Texas Teachers Retirement System executive director Brian Guthrie says he expects the pension system’s board of trustees to approve a plan in June to increase internal management of the system’s $150 billion portfolio, but says it’s going to be hard convincing the state legislature to add the 120 positions necessary to implement the plan.

Guthrie, speaking at the Pension Bridge Conference in San Francisco on Tuesday, said the approximate doubling of the system’s investment staff in the next five or six years is going to be “a real hard sell.”

Texas law requires the state legislature to approve all positions for the retirement plan.

Last time I went to the legislature asking for new positions, I asked for 20 and I got five,” he told a CEO conference panel of pension plan CEOs. “So asking for 120 is probably going to create some sticker shock but we’ll see how it goes.”

Jerry Albright, the system’s Chief Investment Officer, first proposed the expansion of the system internal management plan in February, estimating that cutting external managers could save $600 million of the  $1.4 billion the system spends annually  in investment costs.

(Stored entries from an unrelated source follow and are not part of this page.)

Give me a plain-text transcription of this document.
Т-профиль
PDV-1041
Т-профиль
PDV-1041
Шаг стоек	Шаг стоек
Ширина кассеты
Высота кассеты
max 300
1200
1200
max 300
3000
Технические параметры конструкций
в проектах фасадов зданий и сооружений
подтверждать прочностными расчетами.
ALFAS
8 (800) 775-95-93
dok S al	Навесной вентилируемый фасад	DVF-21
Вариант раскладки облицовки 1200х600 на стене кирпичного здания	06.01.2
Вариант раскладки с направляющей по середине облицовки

Albright’s plan put a heavy emphasis on increasing the internal management of the system’s private markets investment program, from the current 20% to 30%, including creating a structure to allow pension officials to make direct real investments without external managers.

The plan also increases global management of the system’s global equities program to 50% from the current 40%.

Direct private equity investments would also be a possibility, similar to Canadian pension plans, but Albright said in February that the idea is still being explored and possible implementation would not come towards the end of the multi-year private markets internal management plan.

Guthrie told CIO that he expects more details of the direct investment program to be revealed at the next board meeting of the retirement system on April 19.  

At that meeting he said, “we will put a lot more meat on the bone.”

Guthrie said the pension plan’s board is generally supportive of the proposal and would likely approve it at its meeting on July 27.

The Texas state legislature only meets once every two years, so Guthrie said the legislative body would not consider the matter until its next six-month meeting, which starts in in January 2019. Given that, it could take two years to begin the plan, he said. 

Thirty-two percent of Texas Teachers’ $150 billion portfolio is invested in private markets, which include real estate, private equity, energy and natural resources investments. The pension system has aggressively been eyeing private market investments, and, among public pension plans, has one of the largest allocations to the area.

TRS also opened a London office in 2015 to help source private market deals, the first U.S. plan to open an overseas office.

Guthrie said during the CIO interview that while the rationale for the proposed expansion of internal management in private markets is to save the plan money by cutting external management fees, the timing is also right. He said system investment officials have developed expertise working alongside external managers in private markets.

For the example, the system’s private equity program is only about a decade old, and the system investment staff has been building their knowledge during that time period, working alongside general partners, he said.

“It’s time to taking the training wheels off,” he told CIO.

Some US public pension plans have large, direct real estate investment programs, but no U.S. plan has been able to replicate the so-called Canadian model in private equity on a large scale. Under that model, Canadian pension plans make a large part of their private equity investments through direct investments, eliminating general partners.

Part of the problem is the high compensation necessary for paying private equity investment officials, say those who have studied the issue.

“I don’t think its going to ever happen in the U.S.,” Ash Williams, executive director and chief investment officer of the Florida State Board of Administration told CIO in a separate interview at the Pension Bridge Conference. “Most public bodies are not going to pay the salaries necessary to do that. You’re talking about a team of people with seven figure incomes. There’s not a state legislature in the country that would approve it.”